Barrister Edrissa M. Sissoho, the defense counsel for Lieutenant Sering Jallow, an officer of The Gambia Armed Forces on Trial before the General Court Martial at the Yundum Army camp, on Thursday 31 January, made an application for the Court to discontinue the trial of Lt. Jallow due to consideration of jurisdiction.
Lawyer Sissoho made this application based on the fact that the alleged offence charged was said to have been committed beyond the time requirement of 3 years as stipulated by The Gambia Armed Forces Act.
In his submission, lawyer Sissoho argued that it is trite law that the issue of jurisdiction can be raised at any time of the trial. He stated that the evidence of prosecution witness (PW2), Amadou Jawo under cross examination has robbed off the Court of all jurisdictions to proceed with the matter. He indicated that the charge sheet before the Court alleged that the offence happened between 2009 and 2010. He noted that the evidence of PW2 has exempted the Court from proceeding with the case when the witness said the alleged offence happened between May and June 2009. He cited section 124 Subsection (1) of the Armed Forces Act, which he said is the basis of the jurisdiction of the Court. He read out the entire section to the Court.

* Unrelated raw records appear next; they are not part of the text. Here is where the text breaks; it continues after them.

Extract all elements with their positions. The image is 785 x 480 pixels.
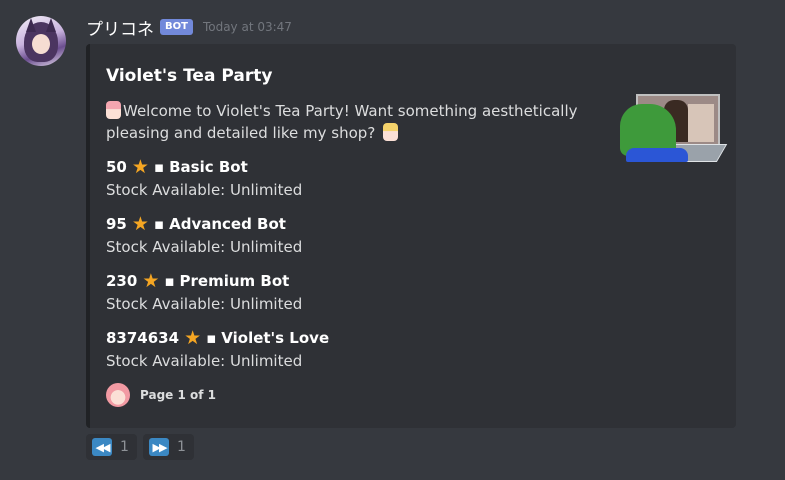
item-title: Violet's Love — [221, 329, 330, 347]
frog-shirt — [626, 148, 688, 162]
item-price: 8374634 — [106, 329, 180, 347]
blond-girl-emoji-icon — [383, 123, 399, 141]
bullet-icon: ▪ — [153, 158, 165, 176]
embed-description: Welcome to Violet's Tea Party! Want some… — [106, 100, 586, 144]
reaction-count: 1 — [120, 439, 129, 455]
message-header: プリコネ BOT Today at 03:47 — [86, 14, 292, 40]
item-price: 50 — [106, 158, 127, 176]
embed-thumbnail[interactable] — [620, 92, 728, 164]
rewind-icon: ◀◀ — [92, 438, 112, 456]
item-name: 95 ★ ▪ Advanced Bot — [106, 213, 302, 235]
timestamp: Today at 03:47 — [202, 20, 292, 34]
reaction-bar: ◀◀ 1 ▶▶ 1 — [86, 434, 194, 460]
bullet-icon: ▪ — [164, 272, 175, 290]
item-stock: Stock Available: Unlimited — [106, 238, 303, 256]
item-stock: Stock Available: Unlimited — [106, 181, 303, 199]
item-stock: Stock Available: Unlimited — [106, 295, 303, 313]
thumbnail-figure — [688, 104, 714, 142]
shop-embed: Violet's Tea Party Welcome to Violet's T… — [86, 44, 736, 428]
item-price: 230 — [106, 272, 138, 290]
star-icon: ★ — [131, 213, 149, 235]
username[interactable]: プリコネ — [86, 15, 154, 40]
item-price: 95 — [106, 215, 127, 233]
reaction-fast-forward[interactable]: ▶▶ 1 — [143, 434, 194, 460]
star-icon: ★ — [142, 270, 160, 292]
shop-item: 95 ★ ▪ Advanced Bot Stock Available: Unlimi… — [106, 213, 302, 259]
girl-emoji-icon — [106, 101, 121, 119]
item-name: 50 ★ ▪ Basic Bot — [106, 156, 302, 178]
star-icon: ★ — [184, 327, 202, 349]
bot-tag: BOT — [160, 19, 193, 35]
shop-item: 8374634 ★ ▪ Violet's Love Stock Available: … — [106, 327, 329, 373]
bullet-icon: ▪ — [206, 329, 217, 347]
avatar-face — [32, 34, 50, 54]
item-title: Premium Bot — [179, 272, 290, 290]
reaction-rewind[interactable]: ◀◀ 1 — [86, 434, 137, 460]
page-indicator: Page 1 of 1 — [140, 388, 216, 402]
item-name: 8374634 ★ ▪ Violet's Love — [106, 327, 329, 349]
item-title: Advanced Bot — [169, 215, 286, 233]
embed-footer: Page 1 of 1 — [106, 383, 216, 407]
fast-forward-icon: ▶▶ — [149, 438, 169, 456]
description-text: Welcome to Violet's Tea Party! Want some… — [106, 102, 578, 142]
bullet-icon: ▪ — [153, 215, 165, 233]
item-title: Basic Bot — [169, 158, 248, 176]
shop-item: 230 ★ ▪ Premium Bot Stock Available: Unlimi… — [106, 270, 302, 316]
footer-avatar-icon — [106, 383, 130, 407]
embed-title: Violet's Tea Party — [106, 66, 273, 86]
bot-avatar[interactable] — [16, 16, 66, 66]
item-stock: Stock Available: Unlimited — [106, 352, 303, 370]
shop-item: 50 ★ ▪ Basic Bot Stock Available: Unlimited — [106, 156, 302, 202]
item-name: 230 ★ ▪ Premium Bot — [106, 270, 302, 292]
reaction-count: 1 — [177, 439, 186, 455]
star-icon: ★ — [131, 156, 149, 178]
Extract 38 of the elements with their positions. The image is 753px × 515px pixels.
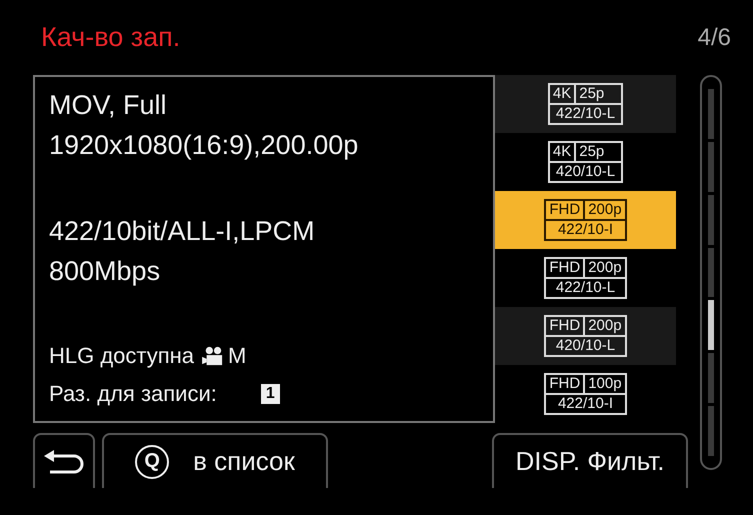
back-icon — [44, 448, 84, 474]
mode-letter: M — [228, 343, 246, 369]
info-line: 422/10bit/ALL-I,LPCM — [49, 215, 316, 248]
format-label: 422/10-I — [556, 395, 614, 413]
quality-option[interactable]: 4K 25p 422/10-L — [495, 75, 676, 133]
quality-option[interactable]: FHD 200p 422/10-I — [495, 191, 676, 249]
fps-label: 200p — [583, 317, 625, 335]
fps-label: 200p — [583, 201, 625, 219]
fps-label: 200p — [583, 259, 625, 277]
filter-button[interactable]: DISP. Фильт. — [492, 433, 688, 488]
resolution-label: FHD — [548, 375, 582, 393]
page-indicator: 4/6 — [698, 24, 731, 52]
to-list-button[interactable]: Q в список — [102, 433, 328, 488]
screen-title: Кач-во зап. — [41, 22, 180, 53]
fps-label: 25p — [574, 85, 608, 103]
resolution-label: FHD — [548, 201, 582, 219]
card-slot-label: Раз. для записи: — [49, 381, 217, 407]
quality-option[interactable]: FHD 200p 420/10-L — [495, 307, 676, 365]
format-label: 420/10-L — [554, 337, 616, 355]
q-key-icon: Q — [135, 444, 170, 478]
info-line: 800Mbps — [49, 255, 162, 288]
scrollbar[interactable] — [700, 75, 722, 470]
movie-camera-icon — [202, 346, 224, 366]
info-line: MOV, Full — [49, 89, 168, 122]
back-button[interactable] — [33, 433, 95, 488]
format-label: 422/10-L — [554, 105, 616, 123]
resolution-label: 4K — [552, 143, 572, 161]
info-line: 1920x1080(16:9),200.00p — [49, 129, 360, 162]
fps-label: 25p — [574, 143, 608, 161]
resolution-label: FHD — [548, 259, 582, 277]
format-label: 422/10-I — [556, 221, 614, 239]
fps-label: 100p — [583, 375, 625, 393]
card-slot-badge: 1 — [260, 384, 280, 404]
format-label: 422/10-L — [554, 279, 616, 297]
resolution-label: 4K — [552, 85, 572, 103]
hlg-label: HLG доступна — [49, 343, 194, 369]
resolution-label: FHD — [548, 317, 582, 335]
format-label: 420/10-L — [554, 163, 616, 181]
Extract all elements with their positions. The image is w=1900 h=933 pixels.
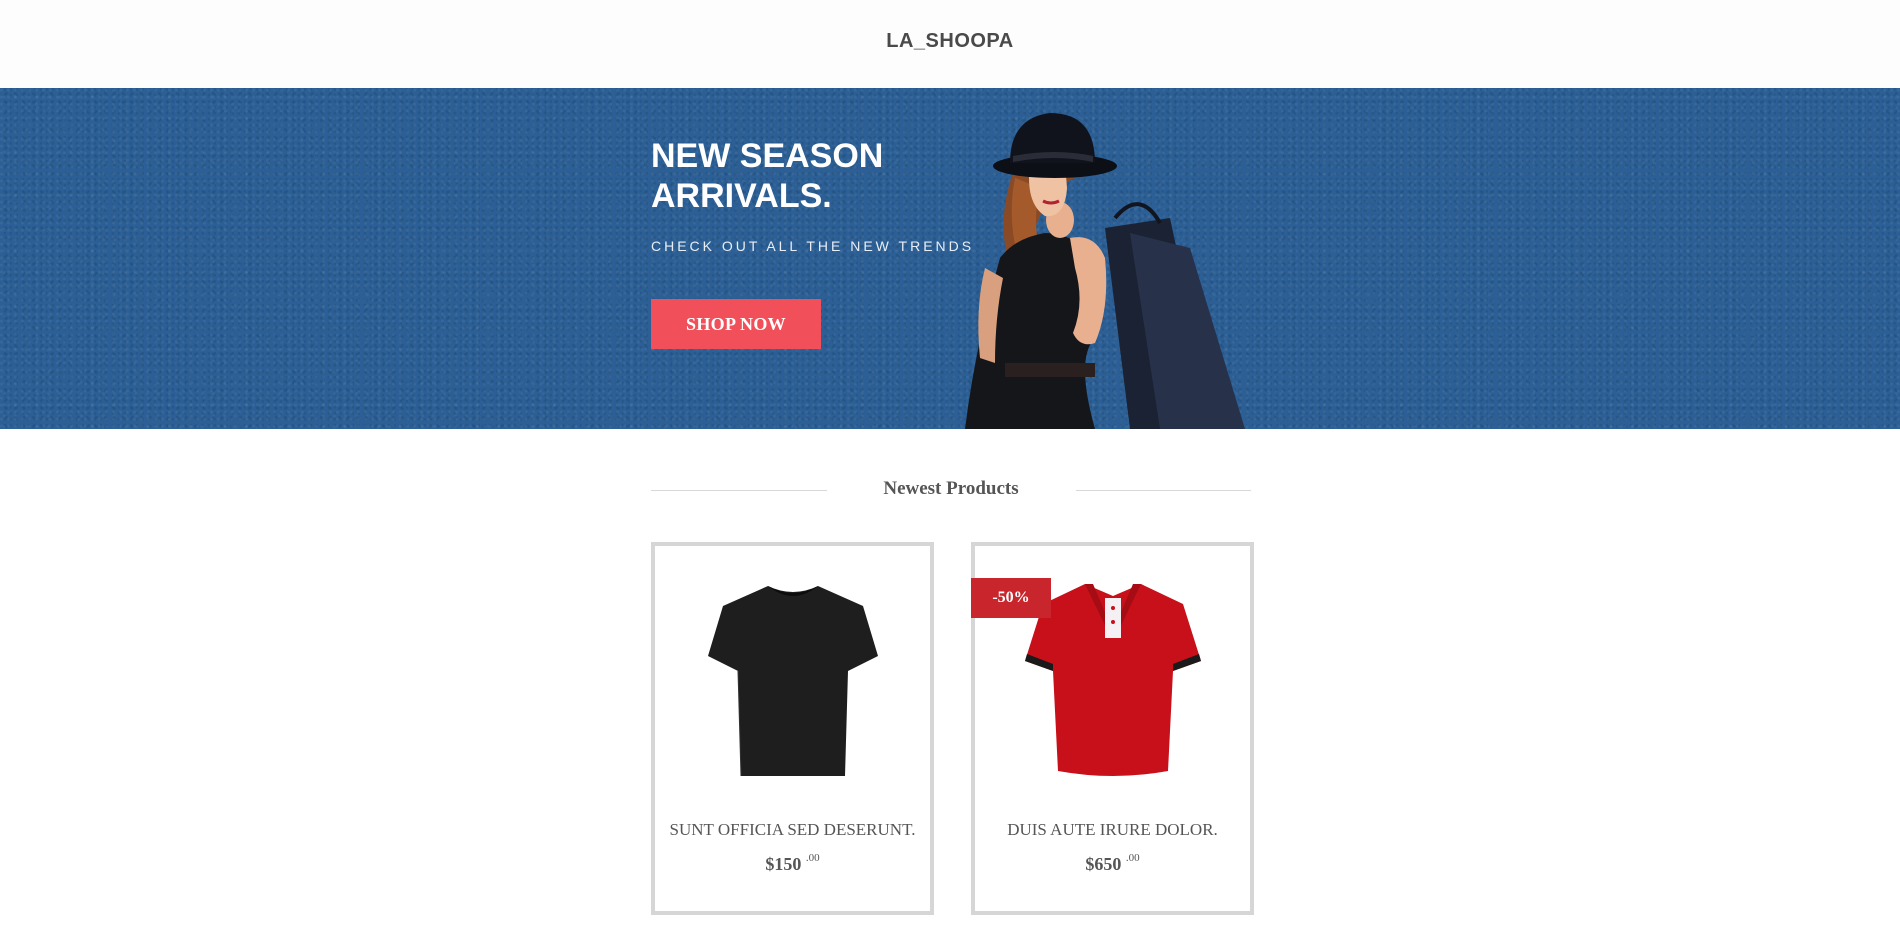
newest-products-header: Newest Products: [651, 478, 1251, 504]
site-logo[interactable]: LA_SHOOPA: [0, 30, 1900, 53]
discount-badge: -50%: [971, 578, 1051, 618]
section-title: Newest Products: [883, 478, 1019, 499]
hero-subtitle: CHECK OUT ALL THE NEW TRENDS: [651, 238, 975, 254]
price-whole: $650: [1085, 854, 1122, 874]
hero-title: NEW SEASON ARRIVALS.: [651, 137, 884, 215]
product-name[interactable]: DUIS AUTE IRURE DOLOR.: [975, 820, 1250, 840]
price-cents: .00: [1125, 852, 1140, 864]
product-name[interactable]: SUNT OFFICIA SED DESERUNT.: [655, 820, 930, 840]
product-card[interactable]: -50% DUIS AUTE IRURE DOLOR. $650 .00: [971, 542, 1254, 915]
model-photo: [965, 113, 1245, 429]
shop-now-button[interactable]: SHOP NOW: [651, 299, 821, 349]
price-whole: $150: [765, 854, 802, 874]
price-cents: .00: [805, 852, 820, 864]
product-price: $150 .00: [655, 852, 930, 875]
product-image-black-tshirt[interactable]: [703, 576, 883, 776]
hero-banner: NEW SEASON ARRIVALS. CHECK OUT ALL THE N…: [0, 88, 1900, 429]
site-header: LA_SHOOPA: [0, 0, 1900, 88]
product-price: $650 .00: [975, 852, 1250, 875]
divider-right: [1076, 490, 1251, 491]
product-card[interactable]: SUNT OFFICIA SED DESERUNT. $150 .00: [651, 542, 934, 915]
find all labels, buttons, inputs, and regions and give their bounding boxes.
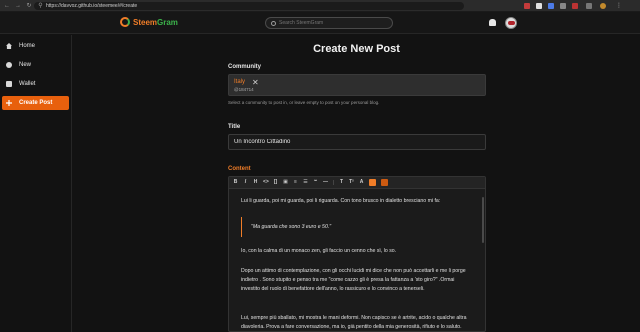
bold-icon[interactable]: B: [233, 180, 238, 185]
sidebar-item-new[interactable]: New: [2, 58, 69, 72]
logo[interactable]: SteemGram: [120, 17, 178, 27]
sidebar-item-label: New: [19, 62, 32, 68]
italic-icon[interactable]: I: [243, 180, 248, 185]
sidebar: Home New Wallet Create Post: [0, 35, 72, 332]
notification-bell-icon[interactable]: [489, 19, 496, 26]
quote-icon[interactable]: ❝: [313, 180, 318, 185]
new-icon: [6, 62, 12, 68]
markdown-editor[interactable]: B I H <> [] ▣ ≡ ☰ ❝ — T T² A Lui li guar…: [228, 176, 486, 332]
paragraph: Lui, sempre più sballato, mi mostra le m…: [241, 315, 467, 330]
title-label: Title: [228, 124, 241, 130]
app-header: SteemGram: [0, 12, 640, 34]
sidebar-item-label: Wallet: [19, 81, 36, 87]
extension-icon[interactable]: [524, 3, 530, 9]
preview-icon[interactable]: [381, 179, 388, 186]
close-icon[interactable]: ✕: [252, 79, 259, 87]
search-input[interactable]: [279, 20, 379, 26]
reload-icon[interactable]: ↻: [25, 2, 33, 10]
back-icon[interactable]: ←: [3, 2, 11, 10]
brand-first: Steem: [133, 17, 158, 27]
text-color-icon[interactable]: A: [359, 180, 364, 185]
sidebar-item-label: Create Post: [19, 100, 53, 106]
home-icon: [6, 43, 12, 49]
sidebar-item-home[interactable]: Home: [2, 39, 69, 53]
text-size-icon[interactable]: T: [339, 180, 344, 185]
sidebar-item-create-post[interactable]: Create Post: [2, 96, 69, 110]
logo-icon: [120, 17, 130, 27]
wallet-icon: [6, 81, 12, 87]
community-label: Community: [228, 64, 261, 70]
extension-icon[interactable]: [536, 3, 542, 9]
toolbar-divider: [333, 180, 334, 185]
search-bar[interactable]: [265, 17, 393, 29]
brand-second: Gram: [157, 17, 178, 27]
horizontal-rule-icon[interactable]: —: [323, 180, 328, 185]
extension-icon[interactable]: [548, 3, 554, 9]
community-selector[interactable]: Italy ✕ @184714: [228, 74, 486, 96]
profile-icon[interactable]: [600, 3, 606, 9]
code-icon[interactable]: <>: [263, 180, 269, 185]
blockquote: "Ma guarda che sono 3 euro e 50.": [241, 217, 473, 237]
forward-icon[interactable]: →: [14, 2, 22, 10]
sidebar-item-wallet[interactable]: Wallet: [2, 77, 69, 91]
address-bar[interactable]: ⚲ https://davvoz.github.io/steemee/#/cre…: [34, 2, 464, 10]
link-icon[interactable]: []: [273, 180, 278, 185]
editor-toolbar: B I H <> [] ▣ ≡ ☰ ❝ — T T² A: [229, 177, 485, 189]
menu-icon[interactable]: ⋮: [616, 3, 622, 9]
editor-scrollbar[interactable]: [482, 197, 484, 243]
search-icon: [271, 20, 276, 26]
sidebar-item-label: Home: [19, 43, 36, 49]
community-name: Italy: [234, 79, 246, 85]
extension-icon[interactable]: [560, 3, 566, 9]
browser-toolbar: ← → ↻ ⚲ https://davvoz.github.io/steemee…: [0, 0, 640, 12]
avatar[interactable]: [505, 17, 517, 29]
create-post-icon: [6, 100, 12, 106]
extension-icon[interactable]: [586, 3, 592, 9]
ordered-list-icon[interactable]: ☰: [303, 180, 308, 185]
extension-icon[interactable]: [572, 3, 578, 9]
paragraph: Dopo un attimo di contemplazione, con gl…: [241, 268, 466, 292]
url-text: https://davvoz.github.io/steemee/#/creat…: [46, 3, 138, 9]
split-view-icon[interactable]: [369, 179, 376, 186]
community-id: @184714: [234, 87, 254, 92]
site-info-icon[interactable]: ⚲: [38, 2, 43, 10]
page-title: Create New Post: [313, 43, 400, 55]
paragraph: Io, con la calma di un monaco zen, gli f…: [241, 248, 397, 254]
title-input[interactable]: [228, 134, 486, 150]
community-help-text: Select a community to post in, or leave …: [228, 100, 380, 105]
unordered-list-icon[interactable]: ≡: [293, 180, 298, 185]
superscript-icon[interactable]: T²: [349, 180, 354, 185]
heading-icon[interactable]: H: [253, 180, 258, 185]
paragraph: Lui li guarda, poi mi guarda, poi li rig…: [241, 198, 441, 204]
image-icon[interactable]: ▣: [283, 180, 288, 185]
main-content: Create New Post Community Italy ✕ @18471…: [73, 35, 640, 332]
content-label: Content: [228, 166, 251, 172]
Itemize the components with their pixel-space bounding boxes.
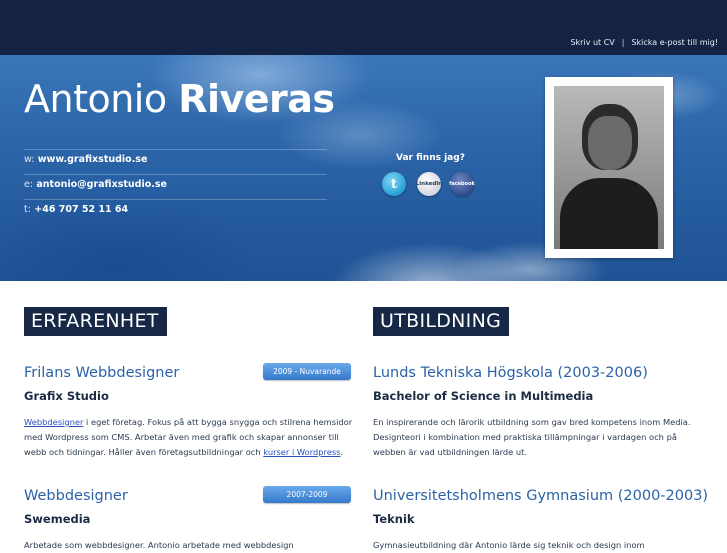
print-cv-link[interactable]: Skriv ut CV	[570, 38, 614, 47]
linkedin-icon[interactable]: LinkedIn	[416, 172, 442, 196]
contact-phone-key: t:	[24, 204, 31, 215]
degree-name: Bachelor of Science in Multimedia	[373, 389, 594, 403]
website-link[interactable]: www.grafixstudio.se	[38, 154, 148, 165]
person-name: Antonio Riveras	[24, 77, 335, 121]
contact-website: w: www.grafixstudio.se	[24, 149, 327, 175]
experience-title: ERFARENHET	[24, 307, 167, 336]
job-description: Arbetade som webbdesigner. Antonio arbet…	[24, 540, 294, 550]
phone-number: +46 707 52 11 64	[34, 204, 129, 215]
facebook-icon[interactable]: facebook	[449, 172, 475, 196]
job-description-end: .	[340, 447, 344, 457]
twitter-icon[interactable]: t	[382, 172, 406, 196]
webbdesigner-link[interactable]: Webbdesigner	[24, 417, 83, 427]
header-links: Skriv ut CV | Skicka e-post till mig!	[570, 38, 718, 47]
wordpress-courses-link[interactable]: kurser i Wordpress	[263, 447, 340, 457]
header-link-separator: |	[621, 38, 625, 47]
first-name: Antonio	[24, 77, 167, 121]
period-badge: 2007-2009	[263, 486, 351, 503]
education-title: UTBILDNING	[373, 307, 510, 336]
experience-section: ERFARENHET	[24, 307, 167, 336]
contact-email: e: antonio@grafixstudio.se	[24, 174, 327, 200]
job-title: Frilans Webbdesigner	[24, 365, 180, 381]
contact-email-key: e:	[24, 179, 34, 190]
social-heading: Var finns jag?	[396, 153, 465, 163]
profile-photo	[554, 86, 664, 249]
period-badge: 2009 - Nuvarande	[263, 363, 351, 380]
hero-banner: Antonio Riveras w: www.grafixstudio.se e…	[0, 55, 727, 281]
job-description: Webbdesigner i eget företag. Fokus på at…	[24, 415, 354, 460]
education-description: Gymnasieutbildning där Antonio lärde sig…	[373, 540, 645, 550]
school-title: Lunds Tekniska Högskola (2003-2006)	[373, 365, 648, 381]
degree-name: Teknik	[373, 512, 415, 526]
education-section: UTBILDNING	[373, 307, 510, 336]
education-description: En inspirerande och lärorik utbildning s…	[373, 417, 691, 457]
school-title: Universitetsholmens Gymnasium (2000-2003…	[373, 488, 709, 504]
email-link[interactable]: antonio@grafixstudio.se	[36, 179, 167, 190]
job-title: Webbdesigner	[24, 488, 128, 504]
contact-website-key: w:	[24, 154, 35, 165]
email-me-link[interactable]: Skicka e-post till mig!	[631, 38, 718, 47]
last-name: Riveras	[178, 77, 335, 121]
top-bar: Skriv ut CV | Skicka e-post till mig!	[0, 0, 727, 55]
contact-phone: t: +46 707 52 11 64	[24, 199, 327, 225]
company-name: Swemedia	[24, 512, 91, 526]
profile-photo-frame	[545, 77, 673, 258]
company-name: Grafix Studio	[24, 389, 109, 403]
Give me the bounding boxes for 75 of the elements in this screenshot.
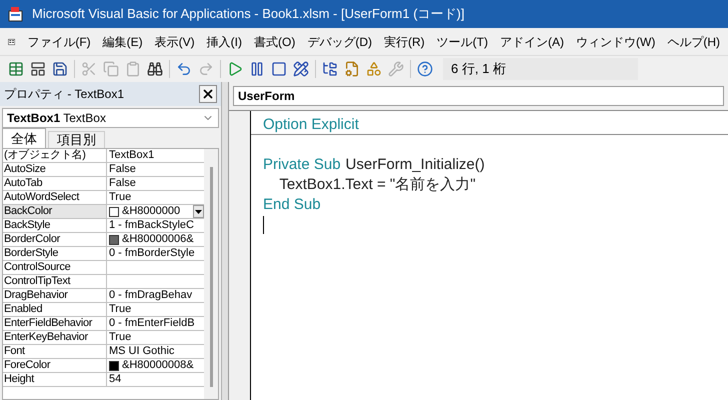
- stop-icon[interactable]: [271, 61, 287, 77]
- help-icon[interactable]: [417, 61, 433, 77]
- property-value: True: [109, 331, 132, 344]
- menu-item[interactable]: アドイン(A): [500, 32, 564, 50]
- play-icon[interactable]: [227, 61, 243, 77]
- property-name[interactable]: BorderStyle: [3, 247, 107, 260]
- tree-icon[interactable]: [322, 61, 338, 77]
- property-name[interactable]: Font: [3, 345, 107, 358]
- property-name[interactable]: BorderColor: [3, 233, 107, 246]
- property-name[interactable]: (オブジェクト名): [3, 149, 107, 162]
- property-value: 0 - fmEnterFieldB: [109, 317, 195, 330]
- property-name[interactable]: BackColor: [3, 205, 107, 218]
- app-icon: [8, 6, 24, 22]
- object-dropdown[interactable]: UserForm: [233, 86, 724, 106]
- save-icon[interactable]: [52, 61, 68, 77]
- property-name[interactable]: AutoSize: [3, 163, 107, 176]
- property-name[interactable]: Height: [3, 373, 107, 386]
- object-dropdown[interactable]: TextBox1 TextBox: [2, 108, 219, 128]
- property-value: 54: [109, 373, 122, 386]
- menu-item[interactable]: ファイル(F): [27, 32, 91, 50]
- property-name[interactable]: ControlSource: [3, 261, 107, 274]
- code-keyword: Private Sub: [263, 155, 341, 175]
- property-value: MS UI Gothic: [109, 345, 174, 358]
- menu-item[interactable]: ツール(T): [436, 32, 488, 50]
- property-value: 0 - fmBorderStyle: [109, 247, 195, 260]
- cursor-position-field: 6 行, 1 桁: [443, 58, 638, 80]
- property-name[interactable]: Enabled: [3, 303, 107, 316]
- property-value: 1 - fmBackStyleC: [109, 219, 194, 232]
- property-name[interactable]: AutoTab: [3, 177, 107, 190]
- property-value: &H8000000: [122, 205, 180, 218]
- undo-icon[interactable]: [176, 61, 192, 77]
- properties-icon[interactable]: [344, 61, 360, 77]
- text-cursor: [263, 216, 264, 234]
- property-value: 0 - fmDragBehav: [109, 289, 192, 302]
- tab[interactable]: 項目別: [48, 131, 105, 148]
- code-keyword: Option Explicit: [263, 114, 359, 134]
- menu-item[interactable]: 挿入(I): [206, 32, 242, 50]
- property-value: False: [109, 163, 136, 176]
- close-button[interactable]: [199, 85, 217, 103]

Lawyer Sissoho pointed out that the Court Martial is a creature of a statute by the GAF Act and it is where it derives all its powers from. He indicated that by best of calculation as from Wednesday 30 January, the alleged incident has happened more than 3 years or even 4 years ago. Sissoho stated that the language of section 124 subsection (1) is mandatory and is explained in a clear terms without any ambiguity about it. He argued that for the Court to proceed with the trial of Lt. Jallow would be an exercise for nothing. Sissoho said, "Whatever this Court does in this case from now on will be an exercise in futility. You cannot put something on to nothing and expect it to stay there, it must collapse". Sissoho concluded by citing Section 118, Subsection (1)(a) and read it out to the Court. He added that the Court has no jurisdiction to proceed with the matter and urged the Director of Public Prosecutions (DPP) to spare the Court time on this case.
The State lawyer DPP Barkum in his turn argued that Sissoho has put the cart before the horse, adding that Sissoho should have allowed the prosecution to finish their case before he could come up with his application on jurisdiction. DPP Barkum said they are not aware that the issue of jurisdiction can be brought at any time before the Court. DPP Barkum stated that the issues raised by lawyer Sissoho were predicated on the charge sheet and the evidence of one of the prosecution witnesses. Barkum indicated that at this stage unless there is a categorical pronouncement by the Court as to the quotation of the evidence of their witness, then lawyer Sissoho can't hinge on it. He argued that the issue of the evaluation and analysis of the evidence of a witness can only be done by the Court and not Sissoho. He noted that Sissoho should have waited until the prosecution closes their case but not at this stage of the trial.
DPP Barkum posited that the prosecution intends to call another witness and the Court should give the prosecution the benefit to hear from their witness, before the defence can jump on to conclusion. Barkum pointed out that the essence of the trial is to achieve justice unlike what section 124 is trying to say. He indicated that the rules of the Court shall be obeyed, but not to be obeyed lavishly. He said the provision of section 124 is a mere procedural technicality and the substance of the case is that the victim was subjected to maltreatment which was confirmed by a credible witness. He cited the case of Abdoulie Conteh and the State. DPP Barkum said, "The area of technicality relies on technicality till justice is passed. You can bend the rules to achieve justice because the rules are meant for the Court and not the Court for the rules, the Court can at times bend the rules to achieve justice." He cited section 174 of a subsidiary legislation and read it out to the Court. He finally urged the Court to overrule the application made by Sissoho and to allow the prosecution to continue with their case.
At this stage, lawyer Sissoho stood up and said he is not calling for an acquittal, but for the Court to halt the trial as per jurisdiction. He stated that he does not think the DPP means what he said for the Court to bend the rules. He stated that this is the first time in history for the DPP to urge the Court to bend the rules. He added that he has nothing more to say on the issue.
At this point, the President of the Court, Colonel Paul S. Gomez called for a stand down of the case for 15 minutes for the panelists to rule on the arguments by the defence and prosecution. However, it took the panelists 48 minutes to resume sitting. Upon resumption, the president ruled that due to the technicality of the case, they decided to adjourn the matter to Tuesday 5 February, for ruling on the application.
The members of the panel are Justice Mikailu Abdullahi as Judge Advocate, Colonel Paul S. Gomez as President of the Court, Captain Abdoulie Saine and Lieutenant Ndongo Lowe. The accused person Lieutenant Sering Jallow is on trial for allegedly striking Sona Badjie, a subordinate to him during recruitment of intake 30 between 2009 and 2010. He pleads not guilty to the charge.
So far, on Wednesday 30 January hearing, the prosecution called 2 witnesses and were subjected to cross examination by lawyer Sissoho.